Apesar da gravidade dos casos virtuais, conforme Macedo, nunca houve registro, no Estado, de criança atraída pela internet e sequestrada para fins de abuso sexual.
Mãe Thais Campos supervisiona filho durante jogo online em casa. (Foto: Paulo Francis)
Várias plataformas - O delegado explica que os criminosos não usam um aplicativo específico. As abordagens podem ocorrer em redes sociais populares, como o X e o Instagram; serviços de mensagem do Facebook e também em ambientes de jogos online, como o Discord.
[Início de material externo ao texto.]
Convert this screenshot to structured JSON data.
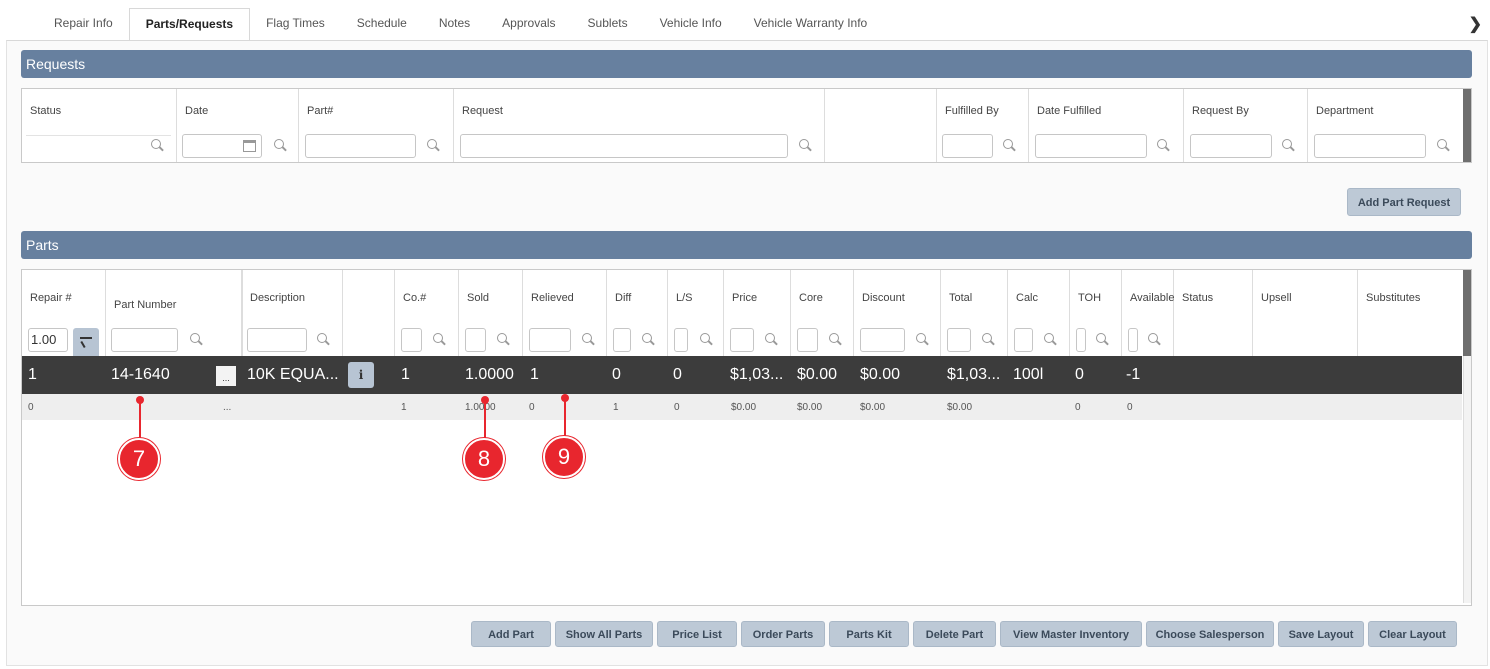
{
  "tabs": [
    "Repair Info",
    "Parts/Requests",
    "Flag Times",
    "Schedule",
    "Notes",
    "Approvals",
    "Sublets",
    "Vehicle Info",
    "Vehicle Warranty Info"
  ],
  "requests": {
    "title": "Requests",
    "columns": [
      "Status",
      "Date",
      "Part#",
      "Request",
      "",
      "Fulfilled By",
      "Date Fulfilled",
      "Request By",
      "Department"
    ],
    "add_button": "Add Part Request"
  },
  "parts": {
    "title": "Parts",
    "columns": [
      "Repair #",
      "Part Number",
      "",
      "Description",
      "",
      "Co.#",
      "Sold",
      "Relieved",
      "Diff",
      "L/S",
      "Price",
      "Core",
      "Discount",
      "Total",
      "Calc",
      "TOH",
      "Available",
      "Status",
      "Upsell",
      "Substitutes"
    ],
    "repair_filter_value": "1.00",
    "row_main": {
      "repair": "1",
      "part_number": "14-1640",
      "ellipsis": "...",
      "description": "10K EQUA...",
      "info_icon": "i",
      "co": "1",
      "sold": "1.0000",
      "relieved": "1",
      "diff": "0",
      "ls": "0",
      "price": "$1,03...",
      "core": "$0.00",
      "discount": "$0.00",
      "total": "$1,03...",
      "calc": "100l",
      "toh": "0",
      "available": "-1"
    },
    "row_sub": {
      "repair": "0",
      "ellipsis": "...",
      "co": "1",
      "sold": "1.0000",
      "relieved": "0",
      "diff": "1",
      "ls": "0",
      "price": "$0.00",
      "core": "$0.00",
      "discount": "$0.00",
      "total": "$0.00",
      "toh": "0",
      "available": "0"
    }
  },
  "buttons": [
    "Add Part",
    "Show All Parts",
    "Price List",
    "Order Parts",
    "Parts Kit",
    "Delete Part",
    "View Master Inventory",
    "Choose Salesperson",
    "Save Layout",
    "Clear Layout"
  ],
  "markers": [
    "7",
    "8",
    "9"
  ]
}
Escola como defesa - Diante desse cenário, desde 2025, a Polícia Federal realiza campanhas de prevenção em escolas de Campo Grande, com foco em professores, crianças e adolescentes. O objetivo é orientar sobre os riscos, ensinar a identificar abordagens suspeitas e evitar que estudantes se tornem vítimas, seja de exploração sexual, seja de golpes virtuais.
Crime hediondo - A violência sexual contra crianças e adolescentes é classificada como crime hediondo desde 2014, o que reflete a gravidade desse tipo de delito e prevê punições mais severas.
A repressão policial, no entanto, é apenas parte do enfrentamento. A principal barreira continua sendo a prevenção dentro de casa. A orientação é que pais e responsáveis acompanhem o que crianças e adolescentes fazem online, observem mudanças de comportamento e mantenham diálogo constante sobre os riscos das interações virtuais. Conforme o delegado Macedo, a dica de segurança é dar “liberdade, mas sob supervisão dos responsáveis”.
A presença e a vigília são estratégias adotadas pela mãe Thais Campos. Sempre que o filho Eduardo quer jogar com os amigos, ela estipula apenas uma hora de brincadeira e usa a televisão da sala no viva voz para que possa acompanhar a comunicação entre as crianças.
Denúncias sobre crimes de abuso sexual infantil podem ser feitas pelo canal de comunicação de crimes no site da Polícia Federal.